I would really appreciate your assistance with clarification:

When an ACL reconstruction is performed (29888) - is the allograft included in the procedure?   Is a hamstring autograft included as well?

Thanks

Denise


----------



## DOVERRED (May 18, 2010)

All havesting and insertion of fascial, tendon,or bone graft are included in the code 29888 per the "complete global service data vloume 2"


----------



## nyyankees (May 18, 2010)

the only way you can capture an autograft for an ACL 29888 is if the autograft is taken from the OTHER leg. That would allow you to capture the prep, etc. for that leg.

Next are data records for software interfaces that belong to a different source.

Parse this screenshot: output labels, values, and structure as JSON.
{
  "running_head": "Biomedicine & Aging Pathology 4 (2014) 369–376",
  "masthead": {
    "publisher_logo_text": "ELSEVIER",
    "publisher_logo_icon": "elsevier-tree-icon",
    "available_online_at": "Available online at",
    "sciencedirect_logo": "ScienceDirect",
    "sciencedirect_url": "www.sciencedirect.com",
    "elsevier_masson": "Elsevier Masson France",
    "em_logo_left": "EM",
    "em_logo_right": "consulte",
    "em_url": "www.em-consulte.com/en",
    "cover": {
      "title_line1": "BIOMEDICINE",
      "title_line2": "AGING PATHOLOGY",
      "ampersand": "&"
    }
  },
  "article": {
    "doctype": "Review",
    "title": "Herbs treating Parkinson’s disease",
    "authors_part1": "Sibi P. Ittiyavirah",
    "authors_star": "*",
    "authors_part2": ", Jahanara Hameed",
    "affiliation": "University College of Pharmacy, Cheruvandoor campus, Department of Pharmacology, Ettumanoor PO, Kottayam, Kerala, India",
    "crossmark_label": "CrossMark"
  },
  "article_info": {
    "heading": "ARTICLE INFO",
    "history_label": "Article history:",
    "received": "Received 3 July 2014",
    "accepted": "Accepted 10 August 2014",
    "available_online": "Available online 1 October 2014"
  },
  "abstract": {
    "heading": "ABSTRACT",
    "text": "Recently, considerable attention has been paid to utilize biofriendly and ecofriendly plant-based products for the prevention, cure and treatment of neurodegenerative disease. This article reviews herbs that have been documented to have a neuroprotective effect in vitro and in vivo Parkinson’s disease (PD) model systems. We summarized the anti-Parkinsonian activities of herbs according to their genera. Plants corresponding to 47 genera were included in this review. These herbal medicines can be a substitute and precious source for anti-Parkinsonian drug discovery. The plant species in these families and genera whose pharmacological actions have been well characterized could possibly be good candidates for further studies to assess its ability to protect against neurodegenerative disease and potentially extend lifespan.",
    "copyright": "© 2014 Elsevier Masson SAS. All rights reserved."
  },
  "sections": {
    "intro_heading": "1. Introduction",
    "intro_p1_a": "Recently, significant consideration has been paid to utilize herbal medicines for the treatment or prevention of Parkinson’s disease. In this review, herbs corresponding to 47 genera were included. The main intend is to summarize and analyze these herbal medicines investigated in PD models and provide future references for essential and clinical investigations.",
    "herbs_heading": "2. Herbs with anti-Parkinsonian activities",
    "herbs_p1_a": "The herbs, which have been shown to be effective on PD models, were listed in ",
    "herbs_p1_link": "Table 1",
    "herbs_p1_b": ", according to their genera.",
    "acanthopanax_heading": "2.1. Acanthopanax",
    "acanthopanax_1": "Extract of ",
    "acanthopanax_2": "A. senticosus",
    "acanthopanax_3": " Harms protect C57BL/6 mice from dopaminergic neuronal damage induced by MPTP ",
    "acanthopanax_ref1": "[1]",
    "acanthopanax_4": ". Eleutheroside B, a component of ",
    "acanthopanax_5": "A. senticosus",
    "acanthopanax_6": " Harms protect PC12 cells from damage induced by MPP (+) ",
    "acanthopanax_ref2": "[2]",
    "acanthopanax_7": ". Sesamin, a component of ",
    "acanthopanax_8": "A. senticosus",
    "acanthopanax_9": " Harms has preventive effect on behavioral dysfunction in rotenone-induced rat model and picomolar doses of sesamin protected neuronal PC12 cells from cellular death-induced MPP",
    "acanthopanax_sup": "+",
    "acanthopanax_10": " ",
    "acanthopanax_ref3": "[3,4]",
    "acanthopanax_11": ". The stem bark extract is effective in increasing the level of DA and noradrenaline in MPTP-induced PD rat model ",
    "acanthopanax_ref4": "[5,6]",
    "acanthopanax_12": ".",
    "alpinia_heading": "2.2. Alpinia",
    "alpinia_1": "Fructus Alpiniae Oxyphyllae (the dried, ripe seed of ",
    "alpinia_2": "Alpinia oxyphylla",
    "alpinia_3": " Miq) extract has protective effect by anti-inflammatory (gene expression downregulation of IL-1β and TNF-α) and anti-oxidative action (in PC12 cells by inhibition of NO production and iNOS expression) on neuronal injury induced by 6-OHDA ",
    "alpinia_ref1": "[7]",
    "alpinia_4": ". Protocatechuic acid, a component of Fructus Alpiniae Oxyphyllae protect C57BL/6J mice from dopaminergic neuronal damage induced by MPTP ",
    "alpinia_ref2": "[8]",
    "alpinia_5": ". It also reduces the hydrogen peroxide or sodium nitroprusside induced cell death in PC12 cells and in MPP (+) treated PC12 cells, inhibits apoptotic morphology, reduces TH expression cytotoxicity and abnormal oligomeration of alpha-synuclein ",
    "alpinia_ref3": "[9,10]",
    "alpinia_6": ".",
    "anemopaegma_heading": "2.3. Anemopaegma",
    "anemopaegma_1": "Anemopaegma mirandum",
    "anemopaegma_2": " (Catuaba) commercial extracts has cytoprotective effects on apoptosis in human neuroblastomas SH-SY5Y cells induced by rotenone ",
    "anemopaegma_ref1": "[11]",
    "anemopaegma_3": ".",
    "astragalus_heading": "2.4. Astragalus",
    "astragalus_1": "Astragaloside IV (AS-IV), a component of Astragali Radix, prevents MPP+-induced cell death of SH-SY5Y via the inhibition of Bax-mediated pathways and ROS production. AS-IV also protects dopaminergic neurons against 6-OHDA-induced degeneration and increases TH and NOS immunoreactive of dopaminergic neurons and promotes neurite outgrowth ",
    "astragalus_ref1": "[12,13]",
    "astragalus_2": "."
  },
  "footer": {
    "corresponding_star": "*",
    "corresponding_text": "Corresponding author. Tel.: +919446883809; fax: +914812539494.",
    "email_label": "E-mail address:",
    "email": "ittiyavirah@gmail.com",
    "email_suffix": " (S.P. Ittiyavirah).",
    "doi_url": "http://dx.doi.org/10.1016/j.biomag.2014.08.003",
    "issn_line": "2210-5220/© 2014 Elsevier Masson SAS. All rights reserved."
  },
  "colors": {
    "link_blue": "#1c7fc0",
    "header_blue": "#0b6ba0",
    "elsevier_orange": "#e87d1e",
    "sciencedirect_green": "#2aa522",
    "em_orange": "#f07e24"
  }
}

Hope this helps.


----------



## Desperate Denise (May 18, 2010)

*Thanks Doverred and Nyyankees*

I appreciate your help.

Nice game last nite NYYANKEE - I am a huge Red Sox fan and last nite nearly killed me.   Bet it was great for you.

Thanks again guys.

Denise


----------



## codedog (May 18, 2010)

even the allograft, dont they rknow how much it cost !!!!!!!!!!!!!!!!!!!!!!!!!!!


----------



## smcbroom (May 20, 2010)

You can bill for the allograft with a HCPCS code and invoice to the insurance, most payers (not Medicare) will pay for it since your facility had to purchase it from a company, you need to be reimbursed somehow for it.

Just my two cents!
Susan


----------



## nyyankees (May 21, 2010)

desperate denise said:


> i appreciate your help.
> 
> Nice game last nite nyyankee - i am a huge red sox fan and last nite nearly killed me.   Bet it was great for you.
> 
> ...



we're playing ok...need our regulars back. I'm sure the red sox will be in the mix come this summer.


----------



## swillard (Jun 14, 2018)

nyyankees said:


> the only way you can capture an autograft for an ACL 29888 is if the autograft is taken from the OTHER leg. That would allow you to capture the prep, etc. for that leg. Hope this helps.



How about a doctor who takes the graft from the other side on everyone just to get the extra money.   Is there any criteria, ie same knee PTB has already been used,


----------